李鳳霞重重地把瓜子扔在地上,吐了一口唾沫。
“你胡說八道什麼。”
“什麼買來的,那是當年他們想拐賣你,我們全村人好心救了你。”
她試圖用十八年來重複了無數遍的說辭來堵我的嘴。
可她躲閃的眼神,根本藏不住底氣不足。
我沒有去撿地上的通知書。
眼淚毫無預兆地砸在泥土裏。
那是我熬了無數個通宵,拿全縣第三換來的大學敲門磚。
我以為隻要我足夠優秀,就能對得起王大誌那句“誰敢動我兒子,我跟他拚命”。
原來,全都是假的。
六歲那年夏天的記憶,不受控製地翻湧上來。
熱風吹過村口的黃土路。
那輛破舊的銀色麵包車旁,那個陌生的男人死死抱住我。
他哭得連氣都喘不上來,眼淚大顆大顆砸在我的脖子上。
“寶寶,爸爸終於找到你了。”
“你跟爸爸回家好不好?”
那個女人滿臉是淚,手裏死死攥著一張有些發黃的嬰兒照片。
他們看我的眼神,透著一種讓我感到害怕,卻又莫名想要靠近的絕望。
可下一秒,王大誌提著菜刀衝了出來。
李鳳霞敲響了村裏的銅鑼。
“人販子搶孩子了!”
全村的壯勞力拿著鋤頭和扁擔,像看家護院的惡犬一樣撲了上去。
我回過神,死死盯著眼前這張偽善的臉。
“為什麼要騙我?”
我往後退了一步,胃裏一陣翻江倒海。
“你們不是說他們是人販子嗎?”
“哪有人販子找孩子,會連命都不要?”
王大誌眼圈紅了,上前想拉我的手。
“星嶼,你聽爸說,當年那是大人的事......”
“那個庸醫說我不能生,我們實在太想要個孩子了,才托人從外地抱了你。
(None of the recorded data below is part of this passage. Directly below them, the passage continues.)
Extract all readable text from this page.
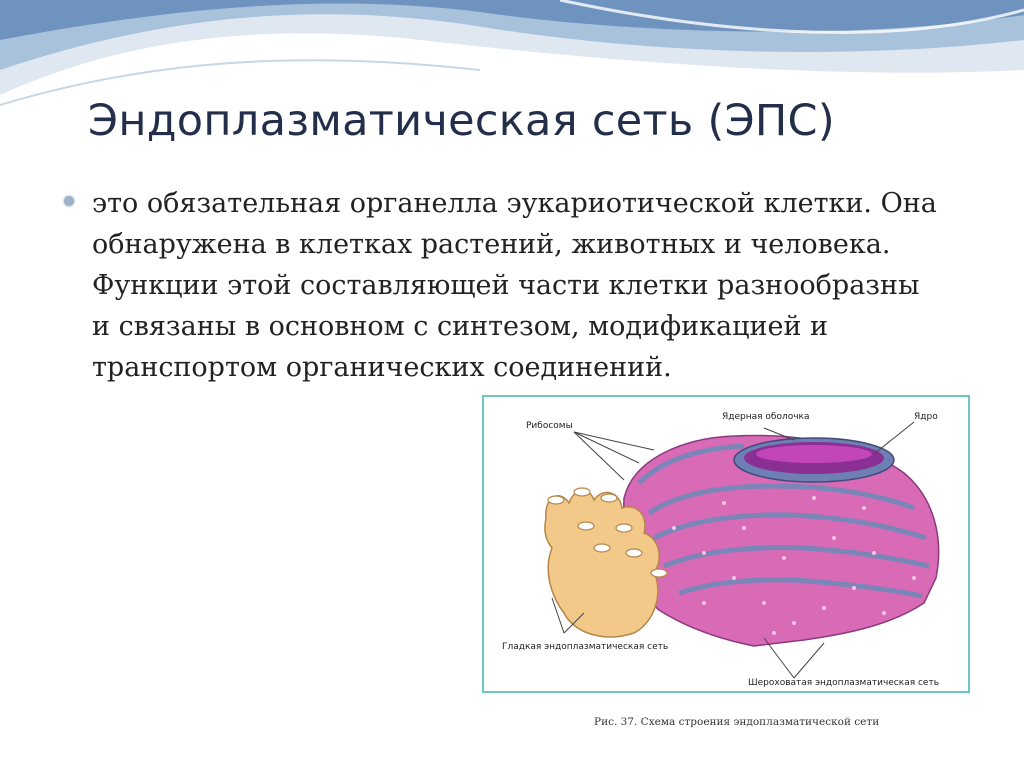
Эндоплазматическая сеть (ЭПС)
это обязательная органелла эукариотической клетки. Она обнаружена в клетках растений, животных и человека. Функции этой составляющей части клетки разнообразны и связаны в основном с синтезом, модификацией и транспортом органических соединений.
Рибосомы
Ядерная оболочка	Ядро
Гладкая эндоплазматическая сеть
Шероховатая эндоплазматическая сеть
Рис. 37. Схема строения эндоплазматической сети
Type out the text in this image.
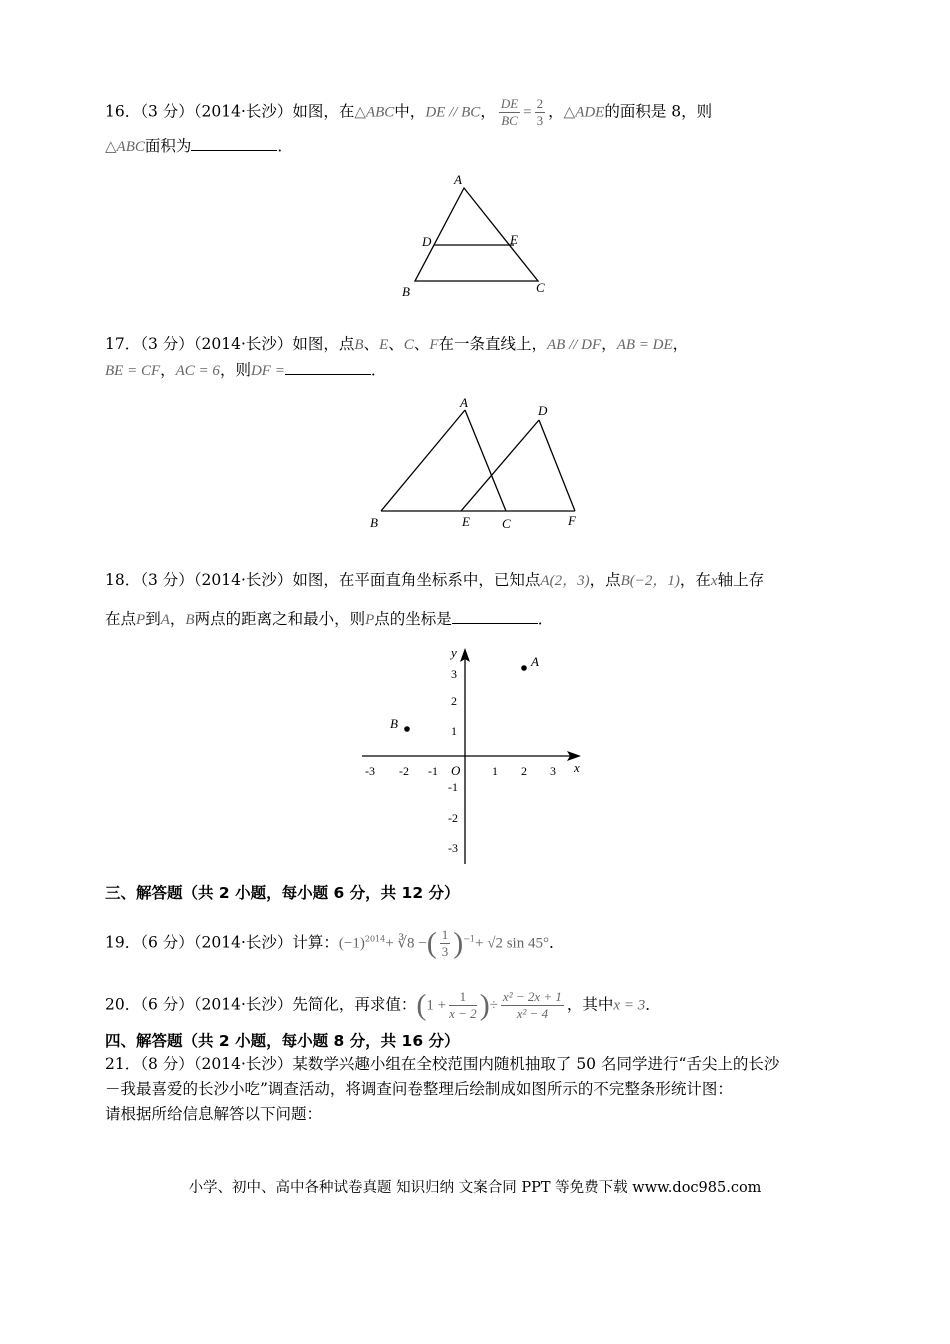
16．（3 分）（2014·长沙）如图，在△ABC中，DE // BC， $\frac{DE}{BC} = \frac{2}{3}$ ，△ADE的面积是 8，则
△ABC面积为	．
A
D	E
B	C
17．（3 分）（2014·长沙）如图，点B、E、C、F在一条直线上，AB // DF，AB = DE，
BE = CF，AC = 6，则DF =	．
A
D
B	E C	F
18．（3 分）（2014·长沙）如图，在平面直角坐标系中，已知点A(2，3)，点B(−2，1)，在x轴上存
在点P到A，B两点的距离之和最小，则P点的坐标是	．
y
x
O
-3 -2 -1	1 2 3
3
2
1
-1
-2
-3
A
B
三、解答题（共 2 小题，每小题 6 分，共 12 分）
19．（6 分）（2014·长沙）计算：$(-1)^{2014}+$ ∛8 −( $\frac{1}{3} )^{-1}+ √2$ sin 45°．
20．（6 分）（2014·长沙）先简化，再求值：($1 + \frac{1}{x - 2}$ )÷ $\frac{\text{x² − 2x + 1}}{\text{x² − 4}}$ ，其中x = 3．
四、解答题（共 2 小题，每小题 8 分，共 16 分）
21．（8 分）（2014·长沙）某数学兴趣小组在全校范围内随机抽取了 50 名同学进行“舌尖上的长沙
－我最喜爱的长沙小吃”调查活动，将调查问卷整理后绘制成如图所示的不完整条形统计图：
请根据所给信息解答以下问题：
小学、初中、高中各种试卷真题 知识归纳 文案合同 PPT 等免费下载 www.doc985.com
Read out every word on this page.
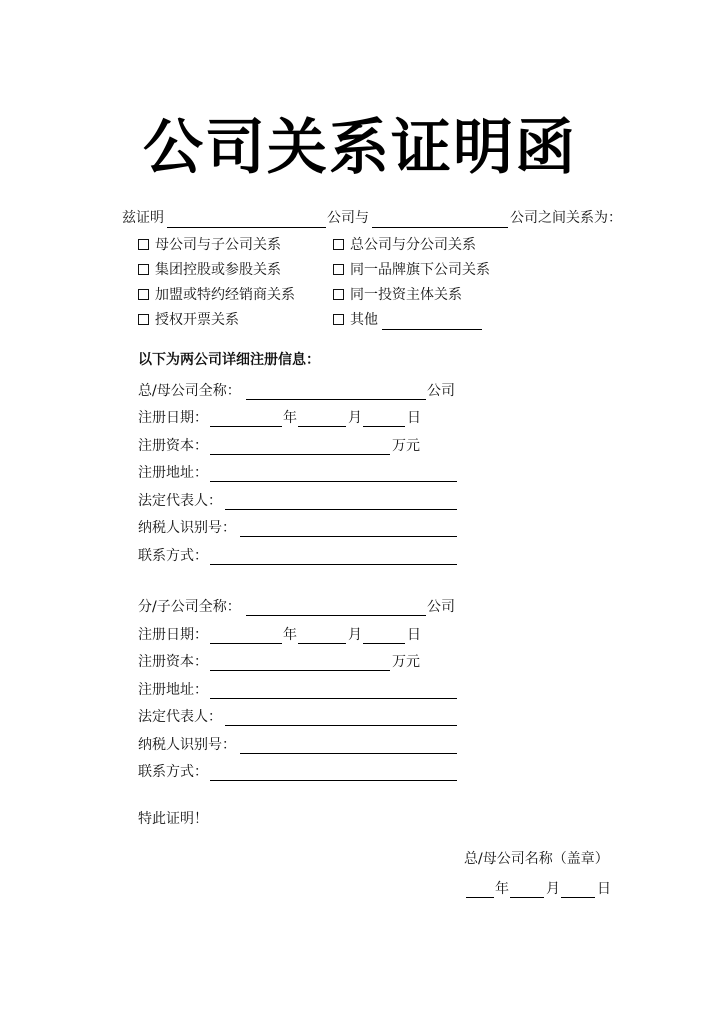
公司关系证明函
兹证明	公司与	公司之间关系为：
母公司与子公司关系	总公司与分公司关系
集团控股或参股关系	同一品牌旗下公司关系
加盟或特约经销商关系	同一投资主体关系
授权开票关系	其他
以下为两公司详细注册信息：
总/母公司全称：	公司
注册日期：	年	月	日
注册资本：	万元
注册地址：
法定代表人：
纳税人识别号：
联系方式：
分/子公司全称：	公司
注册日期：	年	月	日
注册资本：	万元
注册地址：
法定代表人：
纳税人识别号：
联系方式：
特此证明！
总/母公司名称（盖章）
年	月	日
”
“不管怎麼說,我們養了你十八年。”
他沒有發火,語氣甚至算得上溫柔。
“這十八年,爸有一口吃的,哪次餓著你了?你難道一點恩情都不念?”
我狠狠甩開他的手。
“所以你們就花錢買了我,還打斷了我親生父母的腿?”
“你們知道他們這十八年是怎麼過的嗎!”
“閉嘴!”
李鳳霞終於維持不住平靜,拔高了嗓門吼道。
“你吃我李家的飯長這麼大,現在想翻臉不認人?”
“你要是敢出去亂說半個字,我打斷你的腿!”
我轉身就往村外跑。
我要去找警察。
我要離開這個困了我十八年的魔窟。
“攔住他!”
李鳳霞大吼了一聲。
剛跑出十幾米,隔壁的張金花剛好端著盆出來潑水。
聽到動靜,她扔下盆,像抓小雞一樣揪住了我的後衣領。
“鳳霞,你家這小子怎麼瘋瘋癲癲的?”
脖子傳來勒緊的窒息感。
我拚命掙紮,手腳並用地踢打。
“放開我!他們是買賣人口的殺人犯!”
張金花冷笑了一聲,反手給了我一巴掌。
“吃錯藥了吧你,連你親爹娘都罵。”
李鳳霞和王大誌趕了過來。
李鳳霞熟練地拿出一包瓜子塞進張金花手裏。
“這孩子考上大學,高興得失心瘋了,滿嘴胡話,讓你見笑了。”
張金花接過瓜子,鬆了手。
“趕緊領回去管管,讀了幾天書,連祖宗都不認了。”
我被李鳳霞死死反剪著雙手,強行往院子裏拖。
掙紮間,我的下巴磕在石墩上,滲出了血。
地上的那張重點大學通知書,被張金花的大腳踩過,徹底陷進了泥裏。
我看著它,終於意識到。
我的十八年,全都是一個血淋淋的笑話。